# Angry Cows Silver Question

I’m still not sure if your algorithm is correct for this version of the problem. We can only drop cows where haybales are, and what your algorithm does is drop a cow so that it just reaches the leftmost unexploded bale.

I did not see such requirement, and it passed the USACO online judge.

we’re talking about a modified version of the problem here…

I have a O(n\lg^2 n) solution with your adjusted problem.

First do binary search, then do dynamic programming.

let \text{dp}[i] be the minimal amount of cows needed to make 1-i covered.

then we binary search l and r, which is the first element of x[] out of the [x[i]-mid,x[i]+mid].

Then \text{dp}[k] = min(\text{dp}[k],\text{dp}[l]+1) \text{ where [l<k<r]}

This can be optimized into O(n \lg n) using segment tree.
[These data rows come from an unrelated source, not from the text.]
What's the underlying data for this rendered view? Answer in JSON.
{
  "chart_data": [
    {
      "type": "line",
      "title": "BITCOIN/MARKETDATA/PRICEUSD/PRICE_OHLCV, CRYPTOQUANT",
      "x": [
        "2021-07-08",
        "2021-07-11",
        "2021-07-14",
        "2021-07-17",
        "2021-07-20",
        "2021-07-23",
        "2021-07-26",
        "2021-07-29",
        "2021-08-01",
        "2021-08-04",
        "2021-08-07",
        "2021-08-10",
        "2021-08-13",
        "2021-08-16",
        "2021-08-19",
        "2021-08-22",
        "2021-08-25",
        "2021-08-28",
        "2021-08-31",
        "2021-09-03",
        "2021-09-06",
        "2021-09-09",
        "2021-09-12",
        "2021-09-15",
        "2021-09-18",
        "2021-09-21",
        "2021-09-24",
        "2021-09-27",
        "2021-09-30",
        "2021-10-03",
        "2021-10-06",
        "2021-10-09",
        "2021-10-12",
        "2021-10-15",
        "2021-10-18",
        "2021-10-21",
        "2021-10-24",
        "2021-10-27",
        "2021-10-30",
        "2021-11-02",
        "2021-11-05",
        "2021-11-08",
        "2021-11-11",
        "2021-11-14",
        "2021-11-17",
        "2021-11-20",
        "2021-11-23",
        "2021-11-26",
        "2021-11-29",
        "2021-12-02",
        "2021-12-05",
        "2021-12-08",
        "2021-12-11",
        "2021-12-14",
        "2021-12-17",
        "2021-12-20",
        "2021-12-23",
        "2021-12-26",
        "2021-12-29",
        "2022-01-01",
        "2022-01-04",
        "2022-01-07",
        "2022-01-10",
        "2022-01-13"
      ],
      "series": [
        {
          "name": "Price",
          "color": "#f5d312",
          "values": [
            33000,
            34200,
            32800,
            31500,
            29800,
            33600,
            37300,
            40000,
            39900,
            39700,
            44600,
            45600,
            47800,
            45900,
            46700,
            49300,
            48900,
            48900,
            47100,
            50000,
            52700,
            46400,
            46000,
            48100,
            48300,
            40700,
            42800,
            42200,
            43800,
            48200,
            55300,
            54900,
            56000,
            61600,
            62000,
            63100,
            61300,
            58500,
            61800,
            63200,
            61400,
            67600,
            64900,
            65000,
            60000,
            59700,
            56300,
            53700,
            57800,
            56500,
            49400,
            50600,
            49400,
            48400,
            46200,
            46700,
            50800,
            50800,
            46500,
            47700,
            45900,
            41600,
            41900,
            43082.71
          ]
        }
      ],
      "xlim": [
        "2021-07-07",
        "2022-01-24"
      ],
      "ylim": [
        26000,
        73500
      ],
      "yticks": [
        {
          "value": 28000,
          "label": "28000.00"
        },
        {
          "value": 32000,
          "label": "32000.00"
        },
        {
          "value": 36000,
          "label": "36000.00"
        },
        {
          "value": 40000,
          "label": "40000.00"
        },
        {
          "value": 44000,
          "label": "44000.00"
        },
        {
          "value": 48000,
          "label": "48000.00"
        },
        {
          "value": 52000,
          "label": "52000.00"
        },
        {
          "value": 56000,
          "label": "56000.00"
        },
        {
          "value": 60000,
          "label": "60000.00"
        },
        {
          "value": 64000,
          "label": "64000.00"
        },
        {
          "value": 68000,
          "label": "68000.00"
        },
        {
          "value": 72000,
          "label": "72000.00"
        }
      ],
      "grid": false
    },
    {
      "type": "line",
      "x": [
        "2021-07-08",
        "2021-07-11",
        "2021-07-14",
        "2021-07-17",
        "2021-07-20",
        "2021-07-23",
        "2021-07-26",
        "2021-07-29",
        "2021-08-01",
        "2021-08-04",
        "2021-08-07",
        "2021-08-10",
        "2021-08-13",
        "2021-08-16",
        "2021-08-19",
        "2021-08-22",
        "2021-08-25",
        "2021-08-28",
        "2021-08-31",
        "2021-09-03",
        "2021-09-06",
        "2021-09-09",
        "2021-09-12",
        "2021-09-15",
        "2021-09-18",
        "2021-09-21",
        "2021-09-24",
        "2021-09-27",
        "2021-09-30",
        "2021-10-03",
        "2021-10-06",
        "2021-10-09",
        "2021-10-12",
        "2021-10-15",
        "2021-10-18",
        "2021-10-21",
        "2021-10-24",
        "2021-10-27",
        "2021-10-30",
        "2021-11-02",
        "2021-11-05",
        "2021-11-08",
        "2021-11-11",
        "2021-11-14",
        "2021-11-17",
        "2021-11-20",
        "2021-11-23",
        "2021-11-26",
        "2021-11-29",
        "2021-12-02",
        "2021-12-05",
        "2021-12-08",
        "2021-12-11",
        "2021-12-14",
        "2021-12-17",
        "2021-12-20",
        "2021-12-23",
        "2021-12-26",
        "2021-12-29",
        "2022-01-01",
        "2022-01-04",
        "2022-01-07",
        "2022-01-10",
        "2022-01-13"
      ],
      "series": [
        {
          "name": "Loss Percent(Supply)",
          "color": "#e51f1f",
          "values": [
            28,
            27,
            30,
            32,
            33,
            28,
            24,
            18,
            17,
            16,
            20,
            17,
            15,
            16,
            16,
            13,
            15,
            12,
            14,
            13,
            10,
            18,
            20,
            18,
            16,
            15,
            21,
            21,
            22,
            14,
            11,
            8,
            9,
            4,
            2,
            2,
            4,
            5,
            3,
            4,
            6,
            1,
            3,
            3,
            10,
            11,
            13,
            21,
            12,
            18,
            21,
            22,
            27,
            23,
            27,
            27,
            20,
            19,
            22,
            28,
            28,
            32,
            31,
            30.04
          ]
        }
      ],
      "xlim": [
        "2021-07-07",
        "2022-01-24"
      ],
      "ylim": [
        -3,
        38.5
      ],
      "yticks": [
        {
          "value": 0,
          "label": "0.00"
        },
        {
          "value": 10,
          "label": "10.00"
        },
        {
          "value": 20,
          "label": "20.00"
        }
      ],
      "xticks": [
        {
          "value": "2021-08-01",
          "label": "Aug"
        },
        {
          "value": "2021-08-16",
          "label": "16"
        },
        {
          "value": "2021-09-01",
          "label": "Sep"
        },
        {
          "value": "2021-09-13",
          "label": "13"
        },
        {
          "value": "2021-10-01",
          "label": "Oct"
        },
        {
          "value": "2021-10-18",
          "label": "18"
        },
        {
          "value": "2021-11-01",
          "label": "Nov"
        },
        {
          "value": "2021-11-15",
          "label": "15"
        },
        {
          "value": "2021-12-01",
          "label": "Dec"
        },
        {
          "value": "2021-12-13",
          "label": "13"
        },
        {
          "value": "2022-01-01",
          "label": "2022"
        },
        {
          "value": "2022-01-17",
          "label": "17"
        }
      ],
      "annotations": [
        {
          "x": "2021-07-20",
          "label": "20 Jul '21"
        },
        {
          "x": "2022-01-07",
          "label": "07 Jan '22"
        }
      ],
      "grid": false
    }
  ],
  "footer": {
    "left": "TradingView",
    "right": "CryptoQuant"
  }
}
Considering the binary search that we did initially, the time complexity is O(n\lg^2 n)

The dp is a range minimum where the left endpoint moves monotonically right, which can be done in O(N) time with a deque.

But you can notice that you don’t even need a range minimum, since the dp table is monotonically increasing (if you define it to be dp[i] = covering at least cows 1 through i). So it can be done with two pointers in O(n), more or less equivalent to the greedy solution.